Stable carbon isotope ratios from the latewood cellulose of 12 trees from two sites in northern Finland are used to construct an isotope chronology covering AD 1640 to 2002. By measuring isotopic ratios of every sample independently it is possible to identify and remove the juvenile portion of each δ 13C series, correct the individual series for anthropogenic changes in atmospheric carbon dioxide isotopic ratios and concentrations, and to quantify changes in signal strength through time. Most importantly, it is possible to demonstrate that there are no long-term trends in the carbon isotope series that are related to tree age. This means that it is not necessary to detrend the series and so they have the potential to retain climate information at all temporal frequencies.
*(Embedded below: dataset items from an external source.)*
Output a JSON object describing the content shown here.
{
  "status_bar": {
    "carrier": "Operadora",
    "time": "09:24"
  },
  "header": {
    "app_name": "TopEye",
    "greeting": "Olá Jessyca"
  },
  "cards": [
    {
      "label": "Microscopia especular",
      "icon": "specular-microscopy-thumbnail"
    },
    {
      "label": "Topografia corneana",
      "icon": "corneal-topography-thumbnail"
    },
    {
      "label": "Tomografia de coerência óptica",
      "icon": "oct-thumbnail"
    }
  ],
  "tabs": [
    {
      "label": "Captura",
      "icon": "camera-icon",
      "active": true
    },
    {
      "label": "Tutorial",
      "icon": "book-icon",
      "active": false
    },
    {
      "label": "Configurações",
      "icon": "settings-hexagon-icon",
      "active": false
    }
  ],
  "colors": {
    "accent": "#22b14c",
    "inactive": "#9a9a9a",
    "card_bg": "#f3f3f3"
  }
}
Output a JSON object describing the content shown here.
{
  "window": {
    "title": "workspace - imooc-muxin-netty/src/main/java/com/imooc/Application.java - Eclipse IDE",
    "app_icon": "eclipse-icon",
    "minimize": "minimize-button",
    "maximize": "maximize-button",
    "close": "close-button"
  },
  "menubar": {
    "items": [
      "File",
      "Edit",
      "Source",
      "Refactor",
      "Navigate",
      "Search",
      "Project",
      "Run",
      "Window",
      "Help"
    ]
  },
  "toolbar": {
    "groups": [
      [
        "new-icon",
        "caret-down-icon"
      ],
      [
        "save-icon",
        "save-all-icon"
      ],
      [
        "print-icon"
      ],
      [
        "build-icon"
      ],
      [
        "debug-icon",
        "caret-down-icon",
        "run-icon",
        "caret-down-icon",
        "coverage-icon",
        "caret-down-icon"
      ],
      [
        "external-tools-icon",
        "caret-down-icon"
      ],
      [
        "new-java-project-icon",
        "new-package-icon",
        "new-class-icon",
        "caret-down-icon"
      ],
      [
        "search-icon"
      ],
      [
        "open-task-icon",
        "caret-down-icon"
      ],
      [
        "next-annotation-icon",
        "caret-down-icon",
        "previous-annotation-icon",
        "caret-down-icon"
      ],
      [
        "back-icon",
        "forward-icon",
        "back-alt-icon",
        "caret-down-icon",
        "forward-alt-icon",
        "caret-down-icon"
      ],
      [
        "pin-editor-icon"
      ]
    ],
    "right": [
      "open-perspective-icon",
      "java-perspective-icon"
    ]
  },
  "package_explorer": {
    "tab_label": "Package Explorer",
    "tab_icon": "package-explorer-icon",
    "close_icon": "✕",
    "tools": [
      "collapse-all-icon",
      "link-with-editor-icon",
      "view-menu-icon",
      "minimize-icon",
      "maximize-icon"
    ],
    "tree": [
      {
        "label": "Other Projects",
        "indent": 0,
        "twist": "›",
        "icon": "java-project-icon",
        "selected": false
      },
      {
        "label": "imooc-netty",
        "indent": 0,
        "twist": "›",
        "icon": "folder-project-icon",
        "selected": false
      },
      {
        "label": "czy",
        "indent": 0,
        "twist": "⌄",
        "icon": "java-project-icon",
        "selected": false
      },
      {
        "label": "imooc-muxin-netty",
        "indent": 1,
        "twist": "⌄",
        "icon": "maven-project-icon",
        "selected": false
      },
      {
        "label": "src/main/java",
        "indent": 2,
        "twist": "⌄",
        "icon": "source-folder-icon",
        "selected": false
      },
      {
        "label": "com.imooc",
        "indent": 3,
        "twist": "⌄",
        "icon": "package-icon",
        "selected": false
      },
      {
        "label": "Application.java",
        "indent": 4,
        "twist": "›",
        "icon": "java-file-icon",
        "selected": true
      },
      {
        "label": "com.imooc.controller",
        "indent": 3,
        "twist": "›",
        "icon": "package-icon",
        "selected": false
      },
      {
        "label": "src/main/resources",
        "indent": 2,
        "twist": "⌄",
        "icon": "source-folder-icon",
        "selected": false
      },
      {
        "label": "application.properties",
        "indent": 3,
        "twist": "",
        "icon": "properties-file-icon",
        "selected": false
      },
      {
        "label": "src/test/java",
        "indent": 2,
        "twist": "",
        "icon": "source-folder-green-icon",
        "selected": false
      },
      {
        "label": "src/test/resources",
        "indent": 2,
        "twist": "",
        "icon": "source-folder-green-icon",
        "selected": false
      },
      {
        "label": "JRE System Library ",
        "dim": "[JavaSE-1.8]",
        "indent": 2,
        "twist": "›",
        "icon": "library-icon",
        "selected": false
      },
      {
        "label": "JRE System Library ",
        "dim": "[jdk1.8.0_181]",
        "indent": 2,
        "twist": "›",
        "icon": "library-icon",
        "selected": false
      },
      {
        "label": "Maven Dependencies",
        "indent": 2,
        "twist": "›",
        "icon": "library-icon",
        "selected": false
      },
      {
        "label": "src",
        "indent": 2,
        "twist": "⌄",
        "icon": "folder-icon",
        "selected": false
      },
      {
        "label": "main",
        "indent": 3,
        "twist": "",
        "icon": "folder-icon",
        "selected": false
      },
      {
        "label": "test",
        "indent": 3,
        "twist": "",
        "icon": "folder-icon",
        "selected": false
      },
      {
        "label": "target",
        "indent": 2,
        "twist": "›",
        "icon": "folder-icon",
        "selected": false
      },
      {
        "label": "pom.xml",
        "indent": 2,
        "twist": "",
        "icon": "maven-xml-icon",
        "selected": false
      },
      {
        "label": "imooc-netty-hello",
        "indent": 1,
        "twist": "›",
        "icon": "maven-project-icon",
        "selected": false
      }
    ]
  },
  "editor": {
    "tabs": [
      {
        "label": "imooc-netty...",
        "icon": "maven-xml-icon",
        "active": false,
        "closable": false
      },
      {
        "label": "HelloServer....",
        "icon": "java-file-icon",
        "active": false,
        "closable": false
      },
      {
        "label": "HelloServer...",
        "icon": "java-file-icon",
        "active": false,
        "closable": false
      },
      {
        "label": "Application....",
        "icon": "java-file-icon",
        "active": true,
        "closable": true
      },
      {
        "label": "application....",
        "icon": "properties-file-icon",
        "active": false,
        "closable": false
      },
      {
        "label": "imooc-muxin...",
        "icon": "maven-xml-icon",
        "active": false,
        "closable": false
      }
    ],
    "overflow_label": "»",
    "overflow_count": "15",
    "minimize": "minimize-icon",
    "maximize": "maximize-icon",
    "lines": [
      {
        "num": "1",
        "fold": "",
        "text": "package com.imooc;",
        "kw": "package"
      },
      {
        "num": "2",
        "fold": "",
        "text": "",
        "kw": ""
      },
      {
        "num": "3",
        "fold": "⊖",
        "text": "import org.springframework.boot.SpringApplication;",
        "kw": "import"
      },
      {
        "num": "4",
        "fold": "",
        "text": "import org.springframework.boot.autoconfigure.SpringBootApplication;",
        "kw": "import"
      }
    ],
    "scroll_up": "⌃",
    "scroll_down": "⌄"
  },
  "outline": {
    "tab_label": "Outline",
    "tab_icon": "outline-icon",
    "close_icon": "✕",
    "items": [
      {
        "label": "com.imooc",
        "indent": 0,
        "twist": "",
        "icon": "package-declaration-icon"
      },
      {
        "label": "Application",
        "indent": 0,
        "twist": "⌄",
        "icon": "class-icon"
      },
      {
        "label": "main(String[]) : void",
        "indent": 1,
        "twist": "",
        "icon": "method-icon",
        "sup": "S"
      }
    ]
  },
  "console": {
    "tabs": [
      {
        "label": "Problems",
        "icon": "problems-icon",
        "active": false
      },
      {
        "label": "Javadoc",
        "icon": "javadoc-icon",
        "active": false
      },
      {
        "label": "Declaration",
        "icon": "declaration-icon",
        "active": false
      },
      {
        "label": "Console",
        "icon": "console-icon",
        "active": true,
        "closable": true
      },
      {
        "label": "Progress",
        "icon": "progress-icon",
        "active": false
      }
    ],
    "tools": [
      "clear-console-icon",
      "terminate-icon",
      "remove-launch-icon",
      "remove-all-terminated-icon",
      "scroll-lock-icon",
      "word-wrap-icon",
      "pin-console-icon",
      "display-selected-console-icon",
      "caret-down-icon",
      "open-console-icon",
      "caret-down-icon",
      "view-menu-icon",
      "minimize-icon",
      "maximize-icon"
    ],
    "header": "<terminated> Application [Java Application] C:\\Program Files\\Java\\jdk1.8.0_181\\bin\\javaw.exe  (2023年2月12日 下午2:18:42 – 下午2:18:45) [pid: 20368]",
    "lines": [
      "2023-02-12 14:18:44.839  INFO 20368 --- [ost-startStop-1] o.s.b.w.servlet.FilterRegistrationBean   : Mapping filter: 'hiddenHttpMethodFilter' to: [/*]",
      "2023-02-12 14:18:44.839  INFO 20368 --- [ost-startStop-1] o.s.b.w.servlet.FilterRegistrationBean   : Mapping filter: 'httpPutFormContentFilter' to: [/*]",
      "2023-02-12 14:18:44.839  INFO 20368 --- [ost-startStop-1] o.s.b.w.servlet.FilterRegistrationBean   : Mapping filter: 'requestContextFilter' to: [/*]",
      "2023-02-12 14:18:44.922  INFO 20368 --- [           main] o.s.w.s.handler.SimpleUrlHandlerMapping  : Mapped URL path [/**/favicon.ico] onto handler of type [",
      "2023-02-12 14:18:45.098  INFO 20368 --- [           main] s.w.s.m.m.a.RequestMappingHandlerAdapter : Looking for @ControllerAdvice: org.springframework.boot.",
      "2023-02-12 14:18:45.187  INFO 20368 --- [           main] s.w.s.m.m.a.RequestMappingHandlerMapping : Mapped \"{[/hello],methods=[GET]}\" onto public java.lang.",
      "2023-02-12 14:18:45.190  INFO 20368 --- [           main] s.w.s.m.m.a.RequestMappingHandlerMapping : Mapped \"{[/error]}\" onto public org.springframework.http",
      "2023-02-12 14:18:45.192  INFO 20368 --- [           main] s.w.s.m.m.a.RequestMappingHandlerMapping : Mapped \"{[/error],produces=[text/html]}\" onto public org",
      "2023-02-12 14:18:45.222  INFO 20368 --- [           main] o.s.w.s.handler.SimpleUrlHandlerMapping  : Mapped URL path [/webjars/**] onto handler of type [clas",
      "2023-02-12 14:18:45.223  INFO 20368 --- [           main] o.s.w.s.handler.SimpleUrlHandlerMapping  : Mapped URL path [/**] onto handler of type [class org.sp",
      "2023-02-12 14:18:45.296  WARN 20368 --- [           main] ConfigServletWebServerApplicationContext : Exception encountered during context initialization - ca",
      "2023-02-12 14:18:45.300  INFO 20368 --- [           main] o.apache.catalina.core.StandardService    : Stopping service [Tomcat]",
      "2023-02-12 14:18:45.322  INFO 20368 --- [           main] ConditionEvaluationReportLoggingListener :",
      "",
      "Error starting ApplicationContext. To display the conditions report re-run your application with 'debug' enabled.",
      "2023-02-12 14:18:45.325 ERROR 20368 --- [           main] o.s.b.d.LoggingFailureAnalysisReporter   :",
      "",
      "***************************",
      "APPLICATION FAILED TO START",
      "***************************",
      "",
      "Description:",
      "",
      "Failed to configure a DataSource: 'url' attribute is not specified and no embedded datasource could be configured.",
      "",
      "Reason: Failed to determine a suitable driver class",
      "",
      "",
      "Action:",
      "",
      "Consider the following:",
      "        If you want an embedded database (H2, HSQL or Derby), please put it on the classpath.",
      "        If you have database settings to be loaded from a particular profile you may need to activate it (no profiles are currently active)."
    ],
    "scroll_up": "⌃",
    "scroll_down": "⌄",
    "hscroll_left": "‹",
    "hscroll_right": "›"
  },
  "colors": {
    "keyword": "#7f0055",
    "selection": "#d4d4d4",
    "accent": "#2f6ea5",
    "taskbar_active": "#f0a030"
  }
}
The correlation between the non-detrended carbon isotope series and July/August mean temperature is high ( r=0.72) and comparison with meteorological records suggests that the dominant control over tree ring δ13C at these high latitude, moist sites is photosynthetic rate rather than stomatal conductance. Summer temperature reconstructions based on three different calibrations are presented, with verification based on a mixture of jacknife and split period designs, providing robust and near identical results. Reconstructed late summer temperatures in the early 1900s are very low but the years centred around AD 1660 and 1760 appear to have experienced warmer summers than the late twentieth century, thus our late summer reconstruction does not show a recent warming trend. Our results are in agreement with other palaeoclimate reconstructions for northern Fennoscandia, which show late twentieth-century warming occurring predominantly in the winter. Our results suggest that, where replication and common signal strength are sufficiently high, stable carbon isotope dendroclimatology may provide high resolution proxy time series that also record climate information at lower temporal frequencies, thus avoiding the `segment length curse' that can apply to palaeoclimate reconstructions based on other tree ring parameters such as ring widths and density.